Some states won't enforce reform law, so Feds must

With multiple health reform deadlines looming, some states are declaring they won't enforce the law, deferring instead to the U.S. Department of Health & Human Services to guarantee insurers in their state comply with the provisions.

So far, five states--Florida, Missouri, Oklahoma, Texas and Wyoming--already have notified HHS that they either can't or won't police insurers to uphold the reform provisions, Politico reported.

Florida, for example, won't penalize insurers for violating new consumer protections but will report those insurers to HHS to take further action. Other state officials say their legislatures haven't granted them the authority to oversee reform requirements.

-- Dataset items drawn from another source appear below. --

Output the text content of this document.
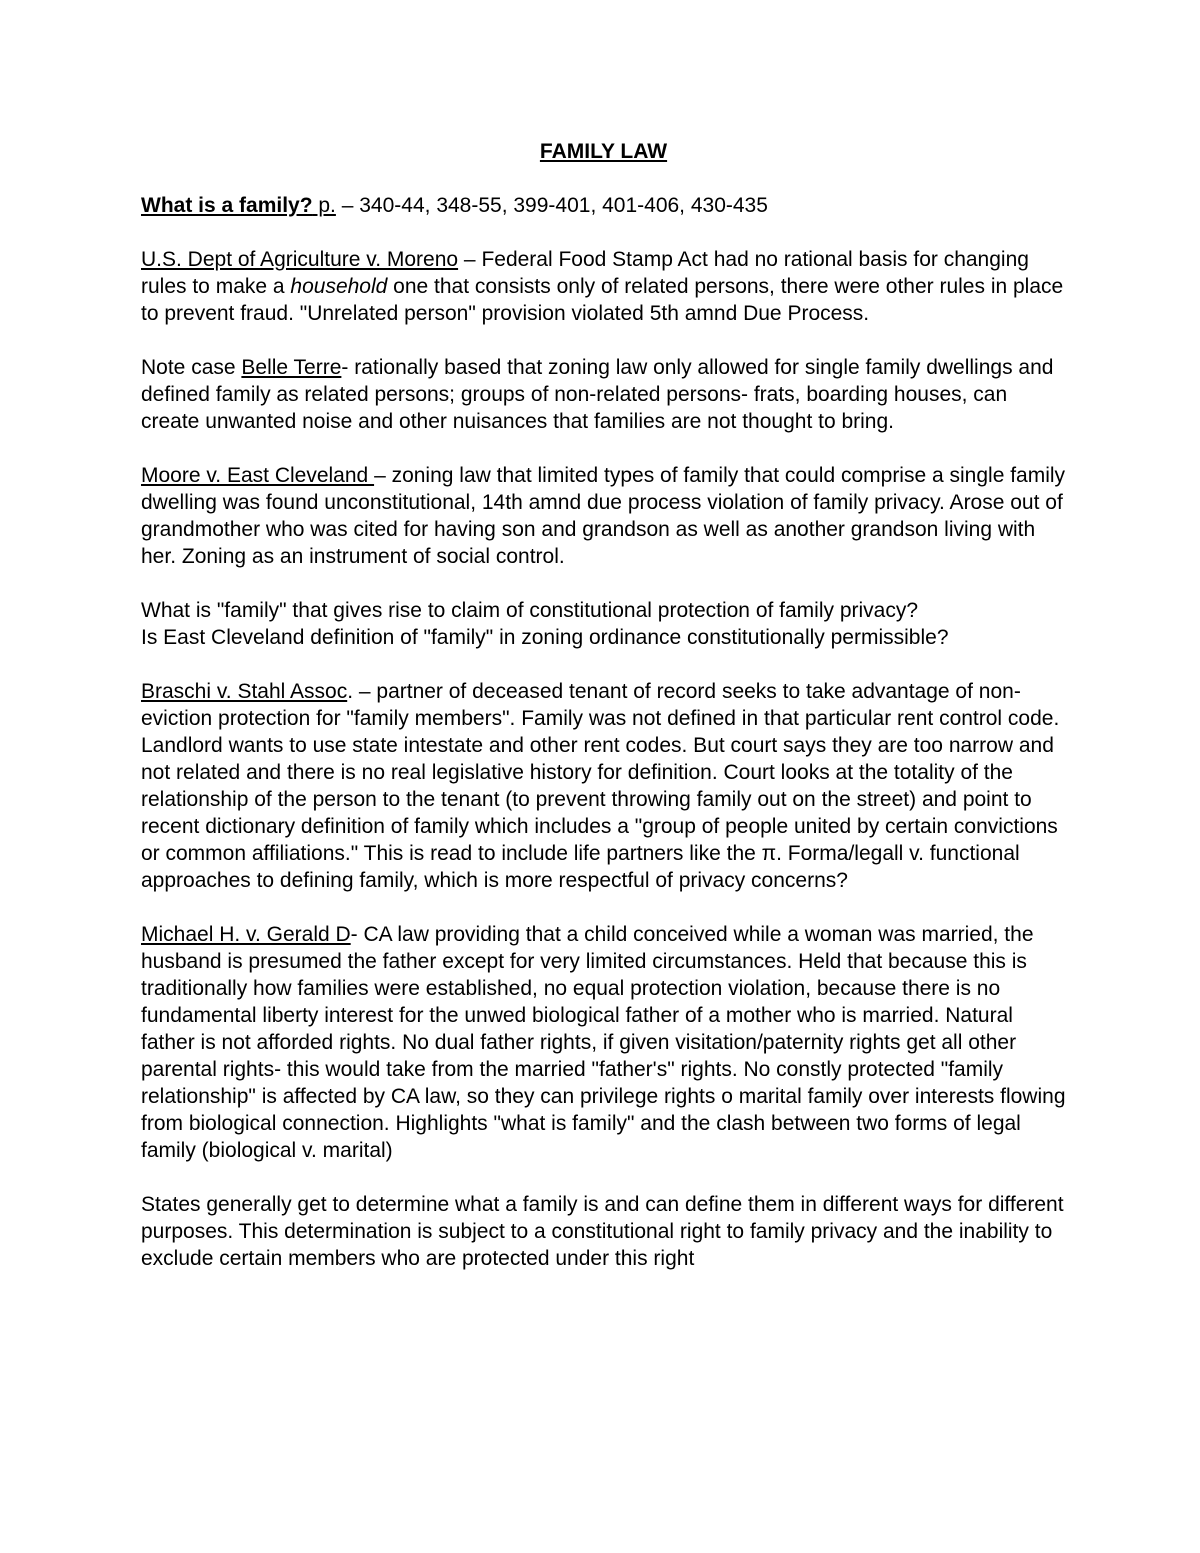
FAMILY LAW
What is a family? p. – 340-44, 348-55, 399-401, 401-406, 430-435
U.S. Dept of Agriculture v. Moreno – Federal Food Stamp Act had no rational basis for changing rules to make a household one that consists only of related persons, there were other rules in place to prevent fraud. "Unrelated person" provision violated 5th amnd Due Process.
Note case Belle Terre- rationally based that zoning law only allowed for single family dwellings and defined family as related persons; groups of non-related persons- frats, boarding houses, can create unwanted noise and other nuisances that families are not thought to bring.
Moore v. East Cleveland – zoning law that limited types of family that could comprise a single family dwelling was found unconstitutional, 14th amnd due process violation of family privacy. Arose out of grandmother who was cited for having son and grandson as well as another grandson living with her. Zoning as an instrument of social control.
What is "family" that gives rise to claim of constitutional protection of family privacy?
Is East Cleveland definition of "family" in zoning ordinance constitutionally permissible?
Braschi v. Stahl Assoc. – partner of deceased tenant of record seeks to take advantage of non-eviction protection for "family members". Family was not defined in that particular rent control code. Landlord wants to use state intestate and other rent codes. But court says they are too narrow and not related and there is no real legislative history for definition. Court looks at the totality of the relationship of the person to the tenant (to prevent throwing family out on the street) and point to recent dictionary definition of family which includes a "group of people united by certain convictions or common affiliations." This is read to include life partners like the π. Forma/legall v. functional approaches to defining family, which is more respectful of privacy concerns?
Michael H. v. Gerald D- CA law providing that a child conceived while a woman was married, the husband is presumed the father except for very limited circumstances. Held that because this is traditionally how families were established, no equal protection violation, because there is no fundamental liberty interest for the unwed biological father of a mother who is married. Natural father is not afforded rights. No dual father rights, if given visitation/paternity rights get all other parental rights- this would take from the married "father's" rights. No constly protected "family relationship" is affected by CA law, so they can privilege rights o marital family over interests flowing from biological connection. Highlights "what is family" and the clash between two forms of legal family (biological v. marital)
States generally get to determine what a family is and can define them in different ways for different purposes. This determination is subject to a constitutional right to family privacy and the inability to exclude certain members who are protected under this right
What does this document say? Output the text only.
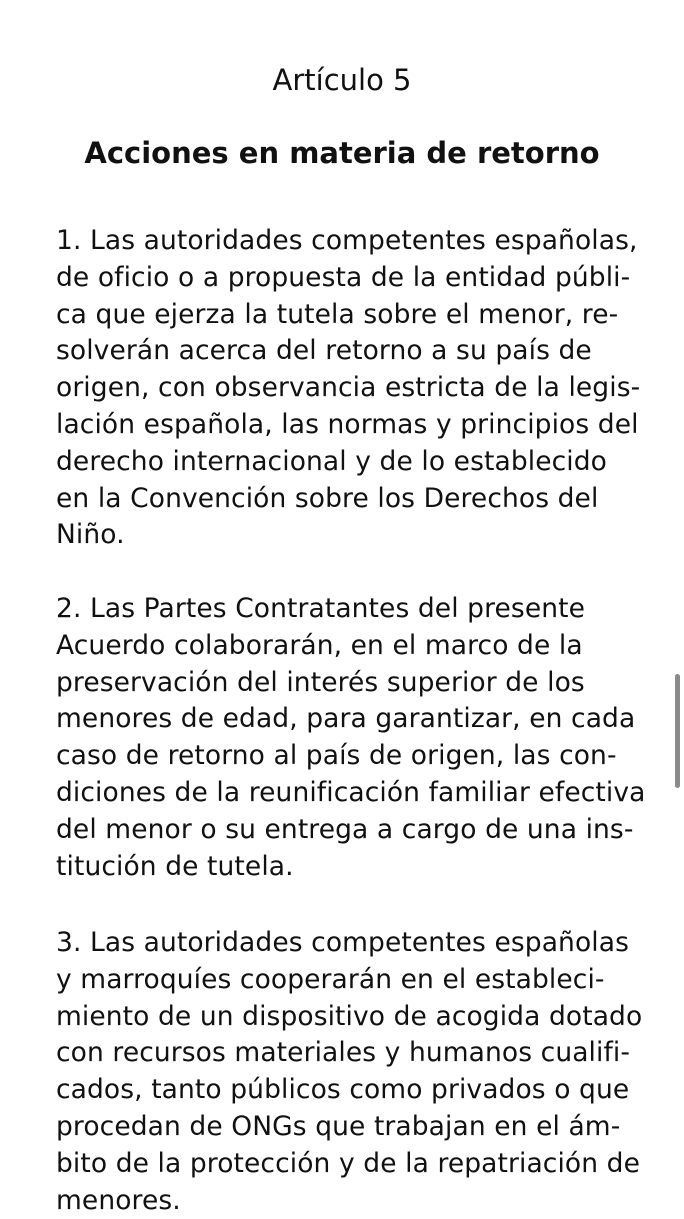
Artículo 5
Acciones en materia de retorno

1. Las autoridades competentes españolas,
de oficio o a propuesta de la entidad públi-
ca que ejerza la tutela sobre el menor, re-
solverán acerca del retorno a su país de
origen, con observancia estricta de la legis-
lación española, las normas y principios del
derecho internacional y de lo establecido
en la Convención sobre los Derechos del
Niño.

2. Las Partes Contratantes del presente
Acuerdo colaborarán, en el marco de la
preservación del interés superior de los
menores de edad, para garantizar, en cada
caso de retorno al país de origen, las con-
diciones de la reunificación familiar efectiva
del menor o su entrega a cargo de una ins-
titución de tutela.

3. Las autoridades competentes españolas
y marroquíes cooperarán en el estableci-
miento de un dispositivo de acogida dotado
con recursos materiales y humanos cualifi-
cados, tanto públicos como privados o que
procedan de ONGs que trabajan en el ám-
bito de la protección y de la repatriación de
menores.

In Wyoming, the state insurance department said it lacks regulatory authority for the reform law, reported Kaiser Health News.

And in Pennsylvania, which hasn't officially declared its position, Insurance Commissioner Michael Consedine said his insurance auditors could add reform law provisions to their annual audits, but he's unsure whether they can legally penalize violators. What's more, the state lacks funding to sufficiently enforce the federal law. "We may need help with having the dollars to do this," he told KHN.

The HHS Center for Consumer Information and Insurance Oversight has written letters to these states, explaining it will assume regulatory authority. The problem, though, is HHS has little experience regulating all the various state insurance markets and few resources to take on that new responsibility, noted KHN.

Even HHS's own Gary Cohen, who heads its CCIIO office, has said states are better positioned to regulate insurers because they already enforce state health insurance laws.